At the time, the science of pharmacogenomics, (See also video from Mayo clinic) the study of how genetics affects the way medication interacts with an individual processes medication, hadn’t yet gone mainstream. In our case, if my husband had had access to something like the Inagene DNA Test, the treatment after his traumatic accident could have been totally different. Based on the results of the test, his doctors would have been able to offer a more tailored and personalized treatment based on his unique genetic makeup. They would have known which meds wouldn’t provide pain relief for him and which pills would cause him terrible side effects up front and could have steered clear of these altogether.
Apart from the obvious benefit of helping him avoid months of agony, prescribing the most effective meds for him early could have reduced his exposure to narcotics and avoided the nightmare of him developing dependency. The test would even have told his doctors whether he had inherited any gene variants that are known to increase his relative risk of dependency.

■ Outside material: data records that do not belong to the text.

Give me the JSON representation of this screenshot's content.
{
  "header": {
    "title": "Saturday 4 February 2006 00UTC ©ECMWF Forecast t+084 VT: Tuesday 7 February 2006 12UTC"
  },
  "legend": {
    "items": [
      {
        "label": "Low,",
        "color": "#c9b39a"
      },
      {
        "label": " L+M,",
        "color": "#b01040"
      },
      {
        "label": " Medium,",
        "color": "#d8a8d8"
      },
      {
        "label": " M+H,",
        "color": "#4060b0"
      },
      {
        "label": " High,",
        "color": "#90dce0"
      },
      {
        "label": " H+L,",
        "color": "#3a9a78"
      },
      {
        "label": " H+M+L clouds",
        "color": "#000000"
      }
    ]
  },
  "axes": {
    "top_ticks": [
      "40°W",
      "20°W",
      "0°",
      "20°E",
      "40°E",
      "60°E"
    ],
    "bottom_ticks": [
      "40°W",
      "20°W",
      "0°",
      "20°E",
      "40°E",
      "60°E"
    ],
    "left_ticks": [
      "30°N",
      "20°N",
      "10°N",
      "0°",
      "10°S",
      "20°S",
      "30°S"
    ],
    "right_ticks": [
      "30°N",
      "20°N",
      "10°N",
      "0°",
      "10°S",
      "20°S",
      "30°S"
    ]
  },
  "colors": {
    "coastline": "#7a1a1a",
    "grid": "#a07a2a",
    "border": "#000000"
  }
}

All this intel would have been invaluable in helping us avoid this whole terrible nightmare.
In addition to being my husband’s caregiver all these years, I am a Director in the Digital Transformation office at a major Canadian insurer where we are looking deeply at the potential of pharmacogenetic DNA testing for our members, and in my spare time, I am an ethical data privacy advocate.

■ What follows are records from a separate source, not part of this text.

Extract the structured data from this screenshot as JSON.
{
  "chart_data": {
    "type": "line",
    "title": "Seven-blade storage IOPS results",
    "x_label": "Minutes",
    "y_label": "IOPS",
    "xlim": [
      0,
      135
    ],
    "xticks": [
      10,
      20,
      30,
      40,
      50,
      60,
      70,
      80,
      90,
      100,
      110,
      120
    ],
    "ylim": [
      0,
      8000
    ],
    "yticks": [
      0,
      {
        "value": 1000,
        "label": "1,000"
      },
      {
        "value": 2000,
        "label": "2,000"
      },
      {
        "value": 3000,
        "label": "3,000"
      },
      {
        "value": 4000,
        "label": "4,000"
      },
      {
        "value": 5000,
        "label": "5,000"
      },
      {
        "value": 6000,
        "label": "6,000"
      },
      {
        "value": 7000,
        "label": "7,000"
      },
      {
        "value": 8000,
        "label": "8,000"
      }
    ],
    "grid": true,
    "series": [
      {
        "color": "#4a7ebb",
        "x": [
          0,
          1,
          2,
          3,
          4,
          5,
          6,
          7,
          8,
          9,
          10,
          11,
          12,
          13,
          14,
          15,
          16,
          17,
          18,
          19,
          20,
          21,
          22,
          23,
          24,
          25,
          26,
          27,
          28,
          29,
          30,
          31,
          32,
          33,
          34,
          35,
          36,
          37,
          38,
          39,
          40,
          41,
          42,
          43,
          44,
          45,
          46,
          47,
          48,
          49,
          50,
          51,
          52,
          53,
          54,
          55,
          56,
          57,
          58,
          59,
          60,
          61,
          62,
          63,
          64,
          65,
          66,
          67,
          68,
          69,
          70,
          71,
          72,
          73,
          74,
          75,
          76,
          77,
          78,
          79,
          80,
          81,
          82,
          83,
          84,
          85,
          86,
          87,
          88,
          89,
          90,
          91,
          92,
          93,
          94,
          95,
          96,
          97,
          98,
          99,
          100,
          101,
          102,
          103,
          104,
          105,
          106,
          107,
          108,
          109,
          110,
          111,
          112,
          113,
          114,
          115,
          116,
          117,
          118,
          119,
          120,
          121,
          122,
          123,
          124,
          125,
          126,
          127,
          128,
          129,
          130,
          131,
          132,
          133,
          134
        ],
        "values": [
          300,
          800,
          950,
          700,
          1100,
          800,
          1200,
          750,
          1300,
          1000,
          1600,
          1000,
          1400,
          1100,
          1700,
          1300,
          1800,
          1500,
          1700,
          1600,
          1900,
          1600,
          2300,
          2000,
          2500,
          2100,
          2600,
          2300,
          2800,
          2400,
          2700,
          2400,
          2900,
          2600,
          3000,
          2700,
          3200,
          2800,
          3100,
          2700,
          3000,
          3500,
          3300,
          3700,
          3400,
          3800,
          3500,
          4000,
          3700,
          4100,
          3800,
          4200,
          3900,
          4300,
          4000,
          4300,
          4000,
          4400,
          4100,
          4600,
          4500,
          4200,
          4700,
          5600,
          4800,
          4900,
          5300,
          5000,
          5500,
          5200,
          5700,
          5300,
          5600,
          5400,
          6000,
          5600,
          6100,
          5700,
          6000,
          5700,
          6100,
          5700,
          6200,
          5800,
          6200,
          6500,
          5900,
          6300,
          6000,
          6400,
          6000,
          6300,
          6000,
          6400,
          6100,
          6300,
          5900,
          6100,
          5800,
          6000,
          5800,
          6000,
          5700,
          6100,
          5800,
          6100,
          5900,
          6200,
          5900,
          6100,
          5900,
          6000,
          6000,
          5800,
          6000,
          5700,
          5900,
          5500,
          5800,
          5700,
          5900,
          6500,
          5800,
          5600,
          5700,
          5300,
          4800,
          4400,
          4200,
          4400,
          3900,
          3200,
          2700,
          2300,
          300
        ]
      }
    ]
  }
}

Our story is shocking, but sadly not completely atypical. The average person will have several surgeries in their lifetime, and over 85% will suffer through moderate to severe pain afterward in spite of the pain meds they are given.(2) This untreated pain leads to the development of chronic pain for 20%, and extended trial and error with narcotics carries the danger of drug dependency.
We can do better. We must do better. We have the means to stop creating guinea pigs out of patients who are at their most vulnerable. The experience created in me a passion for advocacy in medicine as a patient partner, and we have lobbied the government for changes to oversight of controlled substances, training for doctors on the adverse effects of non-palliative opioid prescribing, and, ultimately, safety for all patients.

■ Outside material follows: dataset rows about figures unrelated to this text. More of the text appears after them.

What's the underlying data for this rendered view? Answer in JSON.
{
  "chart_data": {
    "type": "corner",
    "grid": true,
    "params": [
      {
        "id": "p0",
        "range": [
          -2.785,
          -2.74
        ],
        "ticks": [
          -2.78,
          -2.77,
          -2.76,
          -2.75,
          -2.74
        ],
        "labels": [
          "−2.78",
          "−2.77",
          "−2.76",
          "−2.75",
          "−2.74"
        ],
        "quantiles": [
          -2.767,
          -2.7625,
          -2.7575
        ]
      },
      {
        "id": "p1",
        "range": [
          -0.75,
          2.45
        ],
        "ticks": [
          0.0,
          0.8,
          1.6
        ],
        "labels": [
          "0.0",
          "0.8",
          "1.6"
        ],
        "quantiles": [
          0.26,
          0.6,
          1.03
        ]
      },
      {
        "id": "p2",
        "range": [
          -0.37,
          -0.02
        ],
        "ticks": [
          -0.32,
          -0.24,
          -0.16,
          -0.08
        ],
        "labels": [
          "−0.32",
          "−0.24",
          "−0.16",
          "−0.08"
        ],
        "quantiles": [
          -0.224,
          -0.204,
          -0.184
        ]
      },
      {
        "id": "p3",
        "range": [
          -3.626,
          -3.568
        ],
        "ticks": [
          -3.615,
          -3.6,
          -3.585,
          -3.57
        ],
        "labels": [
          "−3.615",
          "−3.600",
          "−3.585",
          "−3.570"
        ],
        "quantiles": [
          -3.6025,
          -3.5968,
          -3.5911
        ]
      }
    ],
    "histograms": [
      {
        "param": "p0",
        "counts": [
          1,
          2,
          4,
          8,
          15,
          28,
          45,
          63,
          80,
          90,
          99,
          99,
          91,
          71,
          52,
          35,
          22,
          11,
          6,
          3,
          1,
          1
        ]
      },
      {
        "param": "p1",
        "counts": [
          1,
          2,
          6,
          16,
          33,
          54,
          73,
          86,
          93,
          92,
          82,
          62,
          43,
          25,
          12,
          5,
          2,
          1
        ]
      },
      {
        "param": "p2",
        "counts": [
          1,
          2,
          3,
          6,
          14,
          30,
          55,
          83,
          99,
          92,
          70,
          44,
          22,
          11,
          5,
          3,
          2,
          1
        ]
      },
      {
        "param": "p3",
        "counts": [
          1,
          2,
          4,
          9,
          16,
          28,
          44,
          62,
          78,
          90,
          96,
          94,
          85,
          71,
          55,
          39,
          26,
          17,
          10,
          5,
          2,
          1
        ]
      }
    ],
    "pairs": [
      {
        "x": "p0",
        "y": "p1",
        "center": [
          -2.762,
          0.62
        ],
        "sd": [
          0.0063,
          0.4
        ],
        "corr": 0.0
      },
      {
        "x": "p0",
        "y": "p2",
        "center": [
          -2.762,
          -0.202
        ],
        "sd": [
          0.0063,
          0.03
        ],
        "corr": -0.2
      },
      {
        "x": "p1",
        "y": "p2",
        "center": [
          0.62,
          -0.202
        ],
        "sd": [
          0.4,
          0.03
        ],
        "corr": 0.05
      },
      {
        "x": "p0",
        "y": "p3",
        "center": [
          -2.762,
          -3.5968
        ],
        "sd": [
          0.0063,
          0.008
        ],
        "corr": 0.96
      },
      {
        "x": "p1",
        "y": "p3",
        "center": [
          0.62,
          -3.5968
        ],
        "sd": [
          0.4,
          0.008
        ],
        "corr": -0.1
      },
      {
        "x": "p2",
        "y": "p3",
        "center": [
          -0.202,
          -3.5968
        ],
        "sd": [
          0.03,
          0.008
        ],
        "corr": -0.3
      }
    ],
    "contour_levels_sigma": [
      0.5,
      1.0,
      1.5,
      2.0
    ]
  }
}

As for my husband…he’s a superhero in my books. Despite all his doctors warning him it wouldn’t work, he managed to get himself through withdrawal hell and taper off all medication through sheer will. Today, the only medication he takes for his pain is Tylenol. He had to do it - for the sake of our family - and his future.
Let our family’s nightmare be your warning. Accidents happen. Be aware of the dangers of narcotics. Understand how your body reacts to pain medication before you’re in crisis by investing in an Inagene DNA test before you need it. And be there for your loved ones through the tough times. It’s all worth it in the end.
(1) Young EE, Lariviere WR, Belfer I. Genetic basis of pain variability: recent advances. Journal of Medical Genetics 2012; 49: 1–9.
(2) Gan TJ. Poorly controlled postoperative pain: prevalence, consequences, and prevention. J Pain Res. 2017;10:2287-2298.